Home RW Q&A: Stacey Higginbotham, creator of The IoT Podcast

RW Q&A: Stacey Higginbotham, creator of The IoT Podcast

Stacey Higginbotham is the creator of the IoT Podcast and the “Stacey Knows Things” IoT newsletter. She is also a senior editor for Fortune and senior writer for Gigaom.

We interviewed Higginbotham on smart home developments in IoT—and what she views as IoT’s most significant problems.

Voice control platforms are great but divisive

Higginbotham details that the smart home is trending toward responsiveness rather than having to program interactions. She comments, “The initial promise was with Nest, how you wouldn’t have to program your thermostat. It would just know what you needed.”

She elaborates that part of creating a responsive home is providing voice control to consumers.

“Voice is your user interface, so what you should be looking at is the platform these guys are building around the voice platform. Right now I think Amazon is totally in the lead here, but Nest also has some ways that you can control things on your Amazon Echo.

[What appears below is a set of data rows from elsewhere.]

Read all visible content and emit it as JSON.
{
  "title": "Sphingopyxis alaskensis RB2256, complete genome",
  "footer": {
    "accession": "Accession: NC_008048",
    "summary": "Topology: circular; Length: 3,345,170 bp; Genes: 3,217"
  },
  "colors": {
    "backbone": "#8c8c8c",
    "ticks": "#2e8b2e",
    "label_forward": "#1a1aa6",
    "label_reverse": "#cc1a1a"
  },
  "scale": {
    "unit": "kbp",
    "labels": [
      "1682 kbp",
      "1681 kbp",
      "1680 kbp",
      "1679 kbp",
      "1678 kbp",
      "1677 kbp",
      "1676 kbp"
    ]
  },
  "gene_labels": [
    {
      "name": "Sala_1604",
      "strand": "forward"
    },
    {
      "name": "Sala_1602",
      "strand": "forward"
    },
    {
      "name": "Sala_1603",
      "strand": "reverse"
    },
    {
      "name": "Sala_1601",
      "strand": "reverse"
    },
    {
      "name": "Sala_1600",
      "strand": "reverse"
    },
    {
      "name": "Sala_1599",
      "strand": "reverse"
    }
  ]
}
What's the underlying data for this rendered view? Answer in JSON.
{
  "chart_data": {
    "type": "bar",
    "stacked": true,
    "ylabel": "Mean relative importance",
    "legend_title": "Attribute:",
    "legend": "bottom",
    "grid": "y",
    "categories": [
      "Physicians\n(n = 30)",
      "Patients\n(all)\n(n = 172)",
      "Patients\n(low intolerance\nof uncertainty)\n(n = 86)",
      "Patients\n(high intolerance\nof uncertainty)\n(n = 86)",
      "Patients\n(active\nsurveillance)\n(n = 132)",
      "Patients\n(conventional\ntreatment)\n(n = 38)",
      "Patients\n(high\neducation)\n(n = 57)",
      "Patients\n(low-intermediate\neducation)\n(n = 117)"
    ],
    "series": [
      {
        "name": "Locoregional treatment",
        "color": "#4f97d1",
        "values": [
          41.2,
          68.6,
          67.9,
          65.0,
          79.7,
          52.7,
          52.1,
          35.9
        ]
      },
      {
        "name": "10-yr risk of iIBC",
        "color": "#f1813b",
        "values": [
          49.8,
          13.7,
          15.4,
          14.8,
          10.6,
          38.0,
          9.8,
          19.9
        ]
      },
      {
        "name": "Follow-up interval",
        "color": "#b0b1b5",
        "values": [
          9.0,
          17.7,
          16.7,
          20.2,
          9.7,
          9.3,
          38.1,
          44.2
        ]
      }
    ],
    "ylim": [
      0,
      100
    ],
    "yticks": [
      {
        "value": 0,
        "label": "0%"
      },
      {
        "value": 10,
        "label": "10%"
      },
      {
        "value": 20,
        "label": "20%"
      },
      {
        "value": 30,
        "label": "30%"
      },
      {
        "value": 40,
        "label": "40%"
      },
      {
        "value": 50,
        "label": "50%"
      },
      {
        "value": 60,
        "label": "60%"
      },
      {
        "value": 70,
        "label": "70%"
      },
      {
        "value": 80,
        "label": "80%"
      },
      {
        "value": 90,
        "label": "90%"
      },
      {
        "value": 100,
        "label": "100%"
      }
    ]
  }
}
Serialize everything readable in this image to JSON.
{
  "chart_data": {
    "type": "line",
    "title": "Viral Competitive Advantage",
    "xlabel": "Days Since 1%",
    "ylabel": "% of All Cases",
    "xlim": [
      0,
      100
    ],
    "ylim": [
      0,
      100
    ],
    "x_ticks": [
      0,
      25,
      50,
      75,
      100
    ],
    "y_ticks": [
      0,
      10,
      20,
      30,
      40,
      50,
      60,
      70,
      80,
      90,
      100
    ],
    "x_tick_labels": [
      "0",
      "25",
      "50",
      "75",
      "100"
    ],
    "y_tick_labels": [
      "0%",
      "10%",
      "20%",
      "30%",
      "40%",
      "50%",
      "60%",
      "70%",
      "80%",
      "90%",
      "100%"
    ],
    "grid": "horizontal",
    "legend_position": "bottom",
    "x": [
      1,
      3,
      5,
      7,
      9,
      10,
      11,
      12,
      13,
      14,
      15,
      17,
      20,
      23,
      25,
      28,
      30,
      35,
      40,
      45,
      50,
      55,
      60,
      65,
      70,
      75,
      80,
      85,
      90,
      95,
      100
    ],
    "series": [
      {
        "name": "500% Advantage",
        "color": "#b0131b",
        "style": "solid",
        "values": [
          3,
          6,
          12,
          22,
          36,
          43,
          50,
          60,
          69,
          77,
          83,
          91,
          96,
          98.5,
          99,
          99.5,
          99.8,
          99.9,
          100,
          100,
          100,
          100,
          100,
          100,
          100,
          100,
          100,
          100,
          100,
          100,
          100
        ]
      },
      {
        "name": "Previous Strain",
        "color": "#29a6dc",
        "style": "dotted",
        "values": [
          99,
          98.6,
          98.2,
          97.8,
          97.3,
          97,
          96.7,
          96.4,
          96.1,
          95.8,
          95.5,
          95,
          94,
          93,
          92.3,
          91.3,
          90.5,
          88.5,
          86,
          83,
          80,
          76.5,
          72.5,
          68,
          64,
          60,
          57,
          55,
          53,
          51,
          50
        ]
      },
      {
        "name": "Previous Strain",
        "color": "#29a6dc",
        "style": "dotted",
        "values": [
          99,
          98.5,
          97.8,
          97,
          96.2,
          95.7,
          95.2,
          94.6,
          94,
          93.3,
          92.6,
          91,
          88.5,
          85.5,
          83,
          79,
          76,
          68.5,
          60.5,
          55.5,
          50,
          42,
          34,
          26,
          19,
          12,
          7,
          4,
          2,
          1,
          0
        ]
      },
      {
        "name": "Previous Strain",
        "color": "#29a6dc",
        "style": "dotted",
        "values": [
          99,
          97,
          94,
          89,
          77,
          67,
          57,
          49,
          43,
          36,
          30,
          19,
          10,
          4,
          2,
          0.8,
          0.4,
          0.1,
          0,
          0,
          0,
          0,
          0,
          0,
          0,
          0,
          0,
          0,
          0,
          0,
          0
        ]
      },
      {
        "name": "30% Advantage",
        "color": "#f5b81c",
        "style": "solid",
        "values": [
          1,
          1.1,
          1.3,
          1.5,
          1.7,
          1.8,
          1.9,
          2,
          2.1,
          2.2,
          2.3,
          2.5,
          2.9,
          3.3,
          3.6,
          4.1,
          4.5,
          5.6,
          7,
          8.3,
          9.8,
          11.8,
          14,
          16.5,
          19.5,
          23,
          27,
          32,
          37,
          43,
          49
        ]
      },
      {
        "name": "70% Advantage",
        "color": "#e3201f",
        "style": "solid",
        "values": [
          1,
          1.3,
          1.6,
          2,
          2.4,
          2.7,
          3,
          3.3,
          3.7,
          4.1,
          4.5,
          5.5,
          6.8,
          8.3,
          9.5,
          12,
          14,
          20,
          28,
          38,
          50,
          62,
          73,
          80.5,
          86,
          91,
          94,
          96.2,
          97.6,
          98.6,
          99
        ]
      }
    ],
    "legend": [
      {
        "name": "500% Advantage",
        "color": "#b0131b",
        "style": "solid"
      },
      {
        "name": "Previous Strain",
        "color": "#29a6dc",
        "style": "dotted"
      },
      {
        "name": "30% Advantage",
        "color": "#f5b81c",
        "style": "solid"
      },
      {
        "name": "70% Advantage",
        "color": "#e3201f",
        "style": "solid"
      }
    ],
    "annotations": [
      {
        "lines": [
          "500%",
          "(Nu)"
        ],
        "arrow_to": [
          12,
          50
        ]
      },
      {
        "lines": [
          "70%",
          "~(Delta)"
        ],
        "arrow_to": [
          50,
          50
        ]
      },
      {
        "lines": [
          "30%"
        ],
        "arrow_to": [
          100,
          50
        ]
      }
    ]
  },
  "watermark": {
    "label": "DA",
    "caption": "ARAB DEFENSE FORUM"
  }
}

I don’t know who’s going to win (but) the platforms that win, probably 4 or 5, will have an open voice platform.”

But, these different IoT platforms make it difficult to create a connected IoT community. Higginbotham comments, “We have no open standards. Everything’s got its own hardware, its own silo…we’ve got to move past that for things to become real.”

Troubleshooting problems in IoT

Higginbotham also identified unreliability and high prices as problems in IoT.

She sees reliability as an issue: “Once a week I’m troubleshooting.” According to Higginbotham, the IoT product has to work just as well as the current unconnected product to spike consumer interest: “Bear minimum is, it’s going to work the way it used to work, and you get added functionality.”

Another problem is higher prices for IoT products compared to unconnected products. “(IoT products are) not a good sell for the consumer. No one wants to pay 6 times more to open an app and control their lights.”

Yet despite these problems, Higginbotham sees IoT’s future as bright. “The Internet of Things is such a beautiful concept. I would love everything to come together.”